A lambda (or closure) encapsulates both the function pointer and variables. This is why, in C#, you can do:
int lessThan = 100;
Func<int, bool> lessThanTest = delegate(int i) {
return i < lessThan;
};
I used an anonymous delegate there as a closure (it's syntax is a little clearer and closer to C than the lambda equivalent), which captured lessThan (a stack variable) into the closure. When the closure is evaluated, lessThan (whose stack frame may have been destroyed) will continue to be referenced. If I change lessThan, then I change the comparison:
int lessThan = 100;
Func<int, bool> lessThanTest = delegate(int i) {
return i < lessThan;
};
lessThanTest(99); // returns true
lessThan = 10;
lessThanTest(99); // returns false
In C, this would be illegal:
BOOL (*lessThanTest)(int);
int lessThan = 100;
lessThanTest = &LessThan;
BOOL LessThan(int i) {
return i < lessThan; // compile error - lessThan is not in scope
}
though I could define a function pointer that takes 2 arguments:
int lessThan = 100;
BOOL (*lessThanTest)(int, int);
lessThanTest = &LessThan;
lessThanTest(99, lessThan); // returns true
lessThan = 10;
lessThanTest(100, lessThan); // returns false
BOOL LessThan(int i, int lessThan) {
return i < lessThan;
}
But, now I have to pass the 2 arguments when I evaluate it.

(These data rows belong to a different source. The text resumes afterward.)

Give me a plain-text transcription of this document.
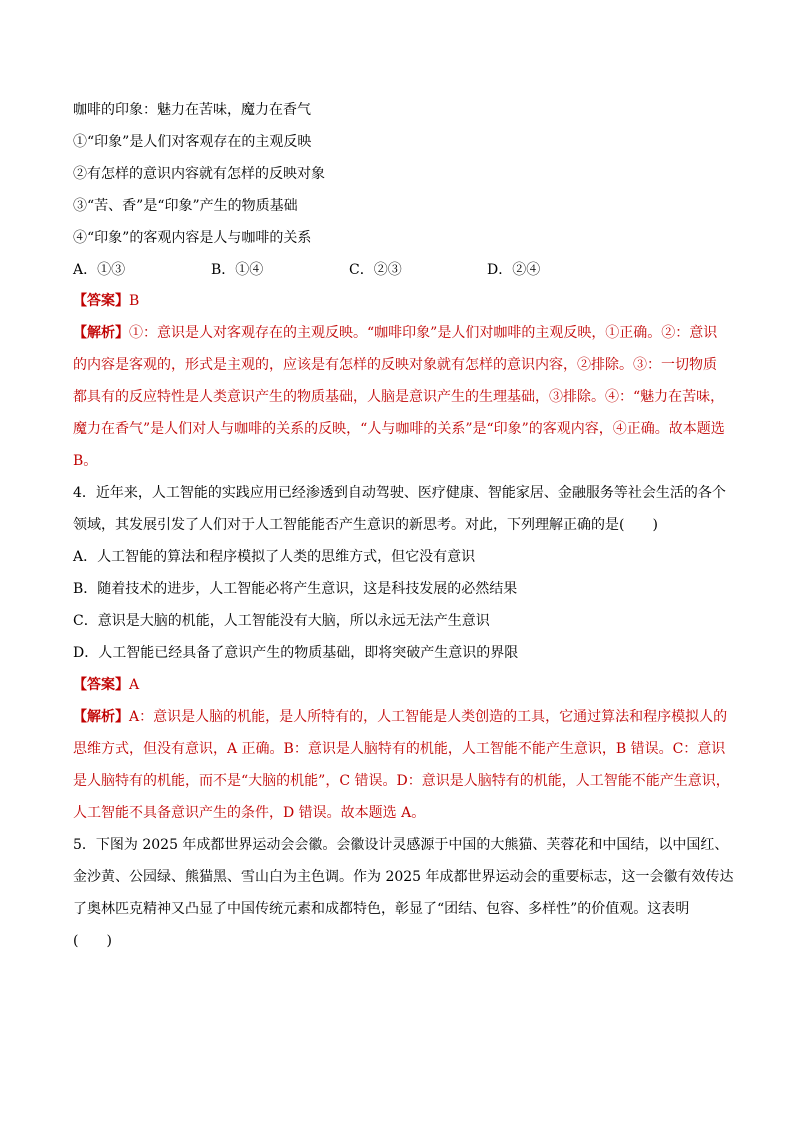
咖啡的印象：魅力在苦味，魔力在香气
①“印象”是人们对客观存在的主观反映
②有怎样的意识内容就有怎样的反映对象
③“苦、香”是“印象”产生的物质基础
④“印象”的客观内容是人与咖啡的关系
A．①③	B．①④	C．②③	D．②④
【答案】B
【解析】①：意识是人对客观存在的主观反映。“咖啡印象”是人们对咖啡的主观反映，①正确。②：意识
的内容是客观的，形式是主观的，应该是有怎样的反映对象就有怎样的意识内容，②排除。③：一切物质
都具有的反应特性是人类意识产生的物质基础，人脑是意识产生的生理基础，③排除。④：“魅力在苦味，
魔力在香气”是人们对人与咖啡的关系的反映，“人与咖啡的关系”是“印象”的客观内容，④正确。故本题选
B。
4．近年来，人工智能的实践应用已经渗透到自动驾驶、医疗健康、智能家居、金融服务等社会生活的各个
领域，其发展引发了人们对于人工智能能否产生意识的新思考。对此，下列理解正确的是(　　)
A．人工智能的算法和程序模拟了人类的思维方式，但它没有意识
B．随着技术的进步，人工智能必将产生意识，这是科技发展的必然结果
C．意识是大脑的机能，人工智能没有大脑，所以永远无法产生意识
D．人工智能已经具备了意识产生的物质基础，即将突破产生意识的界限
【答案】A
【解析】A：意识是人脑的机能，是人所特有的，人工智能是人类创造的工具，它通过算法和程序模拟人的
思维方式，但没有意识，A 正确。B：意识是人脑特有的机能，人工智能不能产生意识，B 错误。C：意识
是人脑特有的机能，而不是“大脑的机能”，C 错误。D：意识是人脑特有的机能，人工智能不能产生意识，
人工智能不具备意识产生的条件，D 错误。故本题选 A。
5．下图为 2025 年成都世界运动会会徽。会徽设计灵感源于中国的大熊猫、芙蓉花和中国结，以中国红、
金沙黄、公园绿、熊猫黑、雪山白为主色调。作为 2025 年成都世界运动会的重要标志，这一会徽有效传达
了奥林匹克精神又凸显了中国传统元素和成都特色，彰显了“团结、包容、多样性”的价值观。这表明
(　　)
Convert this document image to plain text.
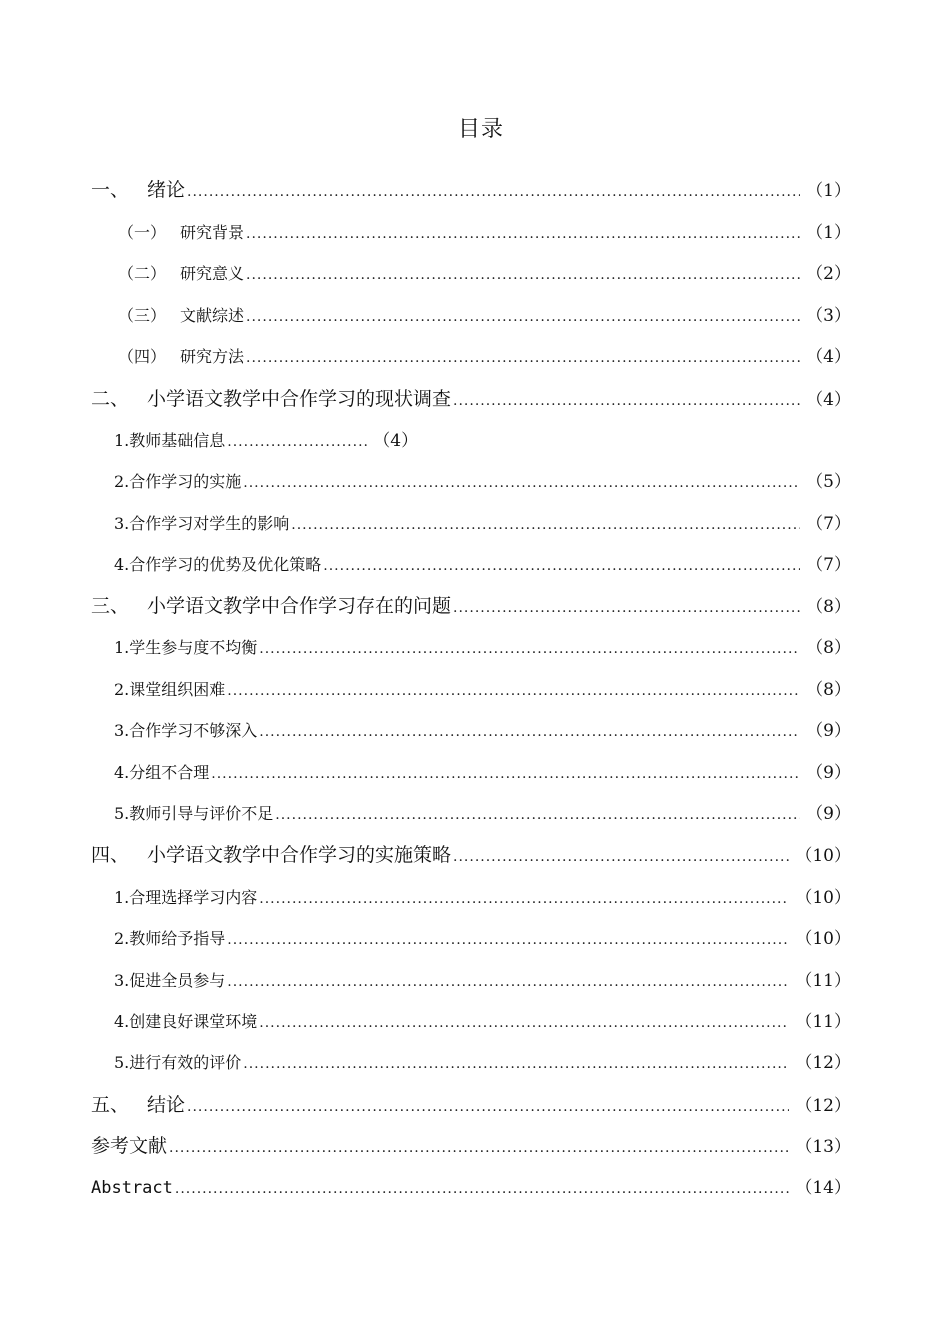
目录
一、 绪论 .....	（1）
（一） 研究背景 .....	（1）
（二） 研究意义 .....	（2）
（三） 文献综述 .....	（3）
（四） 研究方法 .....	（4）
二、 小学语文教学中合作学习的现状调查 .....	（4）
1.教师基础信息 .....	（4）
2.合作学习的实施 .....	（5）
3.合作学习对学生的影响 .....	（7）
4.合作学习的优势及优化策略 .....	（7）
三、 小学语文教学中合作学习存在的问题 .....	（8）
1.学生参与度不均衡 .....	（8）
2.课堂组织困难 .....	（8）
3.合作学习不够深入 .....	（9）
4.分组不合理 .....	（9）
5.教师引导与评价不足 .....	（9）
四、 小学语文教学中合作学习的实施策略 .....	（10）
1.合理选择学习内容 .....	（10）
2.教师给予指导 .....	（10）
3.促进全员参与 .....	（11）
4.创建良好课堂环境 .....	（11）
5.进行有效的评价 .....	（12）
五、 结论 .....	（12）
参考文献 .....	（13）
Abstract .....	（14）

If I wished to pass this function pointer to another function where lessThan was not in scope, I would either have to manually keep it alive by passing it to each function in the chain, or by promoting it to a global.
Though most mainstream languages that support closures use anonymous functions, there is no requirement for that. You can have closures without anonymous functions, and anonymous functions without closures.
Summary: a closure is a combination of function pointer + captured variables.